C’è solo una “T” in più, ma la guerra è la stessa. Il Piero di Fabrizio De André ha avuto i suoi papaveri, il Pietro che scriveva queste lettere non ha avuto la sua canzone. Lui, però, è diventato un simbolo ed un pretesto allo stesso tempo. Il simbolo di una famiglia ed un pretesto per raccontare la sua storia, rigorosamente ricostruita sulla base di informazioni certe e lettere reali. È un periodo del Novecento che ha lasciato una cicatrice talmente profonda da continuare a far parlare di sé, generazione dopo generazione. È quella terrificante, sconvolgente, assurda Seconda Guerra Mondiale di cui si è parlato su migliaia e migliaia di libri. Il punto, però, è un altro: cosa accadeva ai margini dei combattimenti? Come viveva chi non era in prima linea ad imbracciare le armi? Ve lo racconterà lo stesso Pietro, ve lo racconteranno Tina e le sue sorelle, ve lo racconterà la penna di Simona Pacini, con uno stile fluido e coinvolgente che vi terrà gli occhi bloccati sulle pagine per un bel po’ di tempo.
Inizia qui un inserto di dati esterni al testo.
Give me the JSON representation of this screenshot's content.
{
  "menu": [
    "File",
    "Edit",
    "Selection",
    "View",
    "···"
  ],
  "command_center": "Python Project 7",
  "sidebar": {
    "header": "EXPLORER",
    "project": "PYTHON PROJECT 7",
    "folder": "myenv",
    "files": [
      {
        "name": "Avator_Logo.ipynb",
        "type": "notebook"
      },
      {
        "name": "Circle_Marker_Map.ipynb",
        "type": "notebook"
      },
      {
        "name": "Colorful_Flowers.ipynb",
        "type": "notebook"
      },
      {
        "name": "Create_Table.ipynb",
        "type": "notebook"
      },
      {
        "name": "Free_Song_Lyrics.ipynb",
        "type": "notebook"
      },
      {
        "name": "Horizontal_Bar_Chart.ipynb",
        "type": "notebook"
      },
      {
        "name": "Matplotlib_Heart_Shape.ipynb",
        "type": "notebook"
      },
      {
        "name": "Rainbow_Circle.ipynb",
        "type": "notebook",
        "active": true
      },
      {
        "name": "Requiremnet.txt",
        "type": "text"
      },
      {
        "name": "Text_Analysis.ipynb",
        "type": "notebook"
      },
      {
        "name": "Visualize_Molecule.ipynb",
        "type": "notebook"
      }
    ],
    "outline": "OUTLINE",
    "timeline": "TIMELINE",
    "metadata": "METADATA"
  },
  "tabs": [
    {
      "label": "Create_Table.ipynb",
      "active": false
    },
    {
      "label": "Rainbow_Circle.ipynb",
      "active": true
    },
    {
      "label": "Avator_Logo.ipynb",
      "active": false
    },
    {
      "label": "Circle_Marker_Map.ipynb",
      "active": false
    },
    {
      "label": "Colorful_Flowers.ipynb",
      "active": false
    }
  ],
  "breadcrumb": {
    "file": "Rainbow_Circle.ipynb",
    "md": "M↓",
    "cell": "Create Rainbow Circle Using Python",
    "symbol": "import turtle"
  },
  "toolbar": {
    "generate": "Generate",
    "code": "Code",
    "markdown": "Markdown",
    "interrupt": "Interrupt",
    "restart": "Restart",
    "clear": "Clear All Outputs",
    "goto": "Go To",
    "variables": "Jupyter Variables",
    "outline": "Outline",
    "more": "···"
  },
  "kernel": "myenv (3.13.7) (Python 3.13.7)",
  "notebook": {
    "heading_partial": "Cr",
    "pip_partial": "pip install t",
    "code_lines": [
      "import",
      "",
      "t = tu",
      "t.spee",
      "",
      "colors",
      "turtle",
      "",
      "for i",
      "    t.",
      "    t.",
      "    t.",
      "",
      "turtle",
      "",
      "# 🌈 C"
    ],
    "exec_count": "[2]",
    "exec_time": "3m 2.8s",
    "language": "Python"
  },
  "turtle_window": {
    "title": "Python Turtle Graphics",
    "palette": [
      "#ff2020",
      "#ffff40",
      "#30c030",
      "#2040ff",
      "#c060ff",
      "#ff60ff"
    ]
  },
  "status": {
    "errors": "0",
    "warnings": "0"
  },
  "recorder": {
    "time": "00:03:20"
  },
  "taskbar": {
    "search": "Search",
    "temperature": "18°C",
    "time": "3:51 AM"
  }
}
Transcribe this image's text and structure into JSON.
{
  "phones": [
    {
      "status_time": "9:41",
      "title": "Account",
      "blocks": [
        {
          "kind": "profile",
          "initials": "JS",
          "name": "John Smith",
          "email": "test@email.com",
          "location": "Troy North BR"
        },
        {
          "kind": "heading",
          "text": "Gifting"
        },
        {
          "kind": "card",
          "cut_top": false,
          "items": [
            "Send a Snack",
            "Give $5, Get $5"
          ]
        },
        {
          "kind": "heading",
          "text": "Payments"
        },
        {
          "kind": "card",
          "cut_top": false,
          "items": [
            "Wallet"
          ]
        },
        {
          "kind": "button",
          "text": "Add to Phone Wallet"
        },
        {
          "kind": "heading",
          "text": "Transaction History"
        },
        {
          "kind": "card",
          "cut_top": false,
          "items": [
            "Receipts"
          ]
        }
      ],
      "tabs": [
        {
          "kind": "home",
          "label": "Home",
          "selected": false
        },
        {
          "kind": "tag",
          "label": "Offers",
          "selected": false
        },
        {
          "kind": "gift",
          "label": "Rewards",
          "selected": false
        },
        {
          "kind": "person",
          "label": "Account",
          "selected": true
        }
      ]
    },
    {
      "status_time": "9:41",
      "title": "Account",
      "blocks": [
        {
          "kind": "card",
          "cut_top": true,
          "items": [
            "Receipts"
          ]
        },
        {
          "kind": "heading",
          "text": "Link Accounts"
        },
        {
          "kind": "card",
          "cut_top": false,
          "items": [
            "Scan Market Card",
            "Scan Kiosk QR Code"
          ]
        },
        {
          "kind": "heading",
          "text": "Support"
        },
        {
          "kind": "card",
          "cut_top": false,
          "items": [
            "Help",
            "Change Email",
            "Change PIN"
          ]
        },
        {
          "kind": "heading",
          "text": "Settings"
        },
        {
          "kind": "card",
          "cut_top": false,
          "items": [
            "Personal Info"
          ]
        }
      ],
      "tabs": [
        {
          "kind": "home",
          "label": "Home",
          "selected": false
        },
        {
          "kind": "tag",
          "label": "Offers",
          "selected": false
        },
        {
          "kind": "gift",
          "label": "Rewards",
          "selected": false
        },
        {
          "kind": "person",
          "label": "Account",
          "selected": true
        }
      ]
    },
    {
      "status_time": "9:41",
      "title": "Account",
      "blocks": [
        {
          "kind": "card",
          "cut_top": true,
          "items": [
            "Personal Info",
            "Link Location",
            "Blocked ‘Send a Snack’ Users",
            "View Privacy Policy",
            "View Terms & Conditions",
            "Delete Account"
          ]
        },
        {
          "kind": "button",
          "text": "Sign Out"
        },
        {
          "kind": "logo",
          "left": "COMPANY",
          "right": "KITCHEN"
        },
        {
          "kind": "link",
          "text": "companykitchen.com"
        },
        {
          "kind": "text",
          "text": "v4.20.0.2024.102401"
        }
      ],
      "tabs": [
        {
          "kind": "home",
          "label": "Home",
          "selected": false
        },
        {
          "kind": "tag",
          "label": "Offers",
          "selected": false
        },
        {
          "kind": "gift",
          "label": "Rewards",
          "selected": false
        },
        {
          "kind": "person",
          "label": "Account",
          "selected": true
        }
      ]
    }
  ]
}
Simona Pacini, nata a Colle Val d’Elsa, in provincia di Siena, è una giornalista toscana. Ha lavorato nelle redazioni di alcuni quotidiani locali (a Siena e in diverse città del Veneto) negli ultimi trent’anni. Ha curato la pubblicazione per l’inaugurazione del museo del Cristallo di Colle Val d’Elsa. Ha ricevuto il premio “Giornalista dell’anno 2003” dall’Associazione Nazionale Alpini e ha vinto la seconda edizione del Premio Paolo Rizzi nel 2011. Appassionata di cucina, di lettura, di arte e di animali (gatti in particolare), da alcuni anni, superato lo shock di avere un padre scrittore, ha deciso di dedicarsi anche lei alla narrativa.
Attualmente si occupa di scrittura creativa cercando di impararne i segreti e tentando di trasmetterli ad altri. 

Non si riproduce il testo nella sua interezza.